Philippine government negotiators and Muslim separatists made progress toward cementing a peace deal in negotiations Tuesday in Malaysia, a rebel official said.

The Moro Islamic Liberation Front and the Philippine government held formal negotiations in a hotel in Port Dickson outside Kuala Lumpur after wrapping up a technical meeting Monday, a Malaysian government official familiar with the discussions said on condition of anonymity. Malaysia is helping facilitate the talks.

"Surely, we are now in the final stretch of our peace talks in our journey toward finding a comprehensive, just, and lasting solution to this problem in Mindanao," MILF's chief negotiator, Mohagher Iqbal, said in a statement.

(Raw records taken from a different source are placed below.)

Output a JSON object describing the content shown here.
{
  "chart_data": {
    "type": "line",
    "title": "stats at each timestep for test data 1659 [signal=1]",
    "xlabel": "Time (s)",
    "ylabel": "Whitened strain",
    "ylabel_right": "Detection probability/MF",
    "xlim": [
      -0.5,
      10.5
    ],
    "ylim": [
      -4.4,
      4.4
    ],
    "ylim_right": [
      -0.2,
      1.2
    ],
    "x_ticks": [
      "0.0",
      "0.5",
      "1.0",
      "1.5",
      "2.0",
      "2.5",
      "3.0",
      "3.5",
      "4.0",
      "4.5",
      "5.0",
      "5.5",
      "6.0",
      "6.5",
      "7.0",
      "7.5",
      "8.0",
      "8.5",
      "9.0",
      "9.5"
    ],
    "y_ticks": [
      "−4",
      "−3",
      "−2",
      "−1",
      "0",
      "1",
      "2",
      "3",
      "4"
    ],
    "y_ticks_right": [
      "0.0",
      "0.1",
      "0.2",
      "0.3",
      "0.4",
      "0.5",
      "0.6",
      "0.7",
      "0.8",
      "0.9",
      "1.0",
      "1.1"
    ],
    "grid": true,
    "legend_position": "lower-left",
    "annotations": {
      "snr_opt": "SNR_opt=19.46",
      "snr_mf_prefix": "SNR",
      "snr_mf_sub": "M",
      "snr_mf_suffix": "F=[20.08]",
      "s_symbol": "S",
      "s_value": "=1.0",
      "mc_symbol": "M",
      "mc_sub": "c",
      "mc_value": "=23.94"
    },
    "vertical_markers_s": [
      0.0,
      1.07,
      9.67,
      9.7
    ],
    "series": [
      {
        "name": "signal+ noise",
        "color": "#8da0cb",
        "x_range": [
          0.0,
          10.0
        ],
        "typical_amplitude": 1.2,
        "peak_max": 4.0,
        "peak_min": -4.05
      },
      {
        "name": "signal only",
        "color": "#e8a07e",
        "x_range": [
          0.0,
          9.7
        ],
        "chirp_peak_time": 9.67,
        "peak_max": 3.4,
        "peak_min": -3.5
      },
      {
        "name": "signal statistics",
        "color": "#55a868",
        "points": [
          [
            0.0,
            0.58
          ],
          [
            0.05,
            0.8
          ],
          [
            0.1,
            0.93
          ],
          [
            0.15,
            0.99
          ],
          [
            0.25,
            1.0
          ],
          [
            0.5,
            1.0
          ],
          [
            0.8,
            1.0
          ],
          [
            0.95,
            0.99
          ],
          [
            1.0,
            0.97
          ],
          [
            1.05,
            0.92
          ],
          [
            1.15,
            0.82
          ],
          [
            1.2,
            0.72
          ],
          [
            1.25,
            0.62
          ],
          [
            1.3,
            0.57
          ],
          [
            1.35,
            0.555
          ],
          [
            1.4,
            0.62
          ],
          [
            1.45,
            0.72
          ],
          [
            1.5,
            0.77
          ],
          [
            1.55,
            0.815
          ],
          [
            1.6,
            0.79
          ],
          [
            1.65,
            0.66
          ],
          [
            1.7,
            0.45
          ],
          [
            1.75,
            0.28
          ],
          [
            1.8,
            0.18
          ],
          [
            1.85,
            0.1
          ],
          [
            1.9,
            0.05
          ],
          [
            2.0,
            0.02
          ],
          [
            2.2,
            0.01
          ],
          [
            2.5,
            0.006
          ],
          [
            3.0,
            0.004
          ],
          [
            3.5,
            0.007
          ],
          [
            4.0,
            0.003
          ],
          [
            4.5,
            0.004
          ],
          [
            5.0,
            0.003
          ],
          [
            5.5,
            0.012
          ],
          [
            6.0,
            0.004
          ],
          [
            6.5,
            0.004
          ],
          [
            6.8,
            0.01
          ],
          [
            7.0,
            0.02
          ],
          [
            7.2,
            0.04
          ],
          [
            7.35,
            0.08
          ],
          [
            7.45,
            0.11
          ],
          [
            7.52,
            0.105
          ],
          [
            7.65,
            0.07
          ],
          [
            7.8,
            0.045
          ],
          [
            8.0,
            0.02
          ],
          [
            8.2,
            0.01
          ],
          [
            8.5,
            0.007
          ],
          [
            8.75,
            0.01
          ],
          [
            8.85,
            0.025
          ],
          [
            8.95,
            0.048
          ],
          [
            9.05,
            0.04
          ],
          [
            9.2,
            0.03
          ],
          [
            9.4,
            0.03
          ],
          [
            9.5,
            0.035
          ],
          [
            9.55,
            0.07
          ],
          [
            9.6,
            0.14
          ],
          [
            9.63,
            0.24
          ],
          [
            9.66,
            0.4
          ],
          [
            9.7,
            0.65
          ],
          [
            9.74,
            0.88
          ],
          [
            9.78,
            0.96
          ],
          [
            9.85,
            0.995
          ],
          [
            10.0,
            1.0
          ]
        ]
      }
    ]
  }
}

"We must not fail to seize this opportunity," Iqbal said. The Malaysian official said negotiators from both sides are putting "the final touches" on a statement on the progress that has been made. The statement was expected to be issued later Tuesday when the talks end.

He said the negotiations were over the issues of ancestral land, ownership rights to resources, and efforts to seek peace in order to obtain international aid to bring development to the southern Philippines.

The MILF, which the Philippine military says has 11,000 men with over 8,000 firearms, has been fighting for self-rule in the southern Mindanao region for more than two decades. A 2003 cease-fire is in place while negotiations are being held.

Both sides have expressed optimism that the latest talks will help them overcome long-standing differences and move closer to a peace accord.

"We are hopeful that something will come out on the discussion of the agenda on ancestral domain," Philippine Executive Secretary Eduardo Ermita said Sunday, referring to the thorny issue of minority Muslims' territorial rights in the Philippines' volatile south, reports the AP.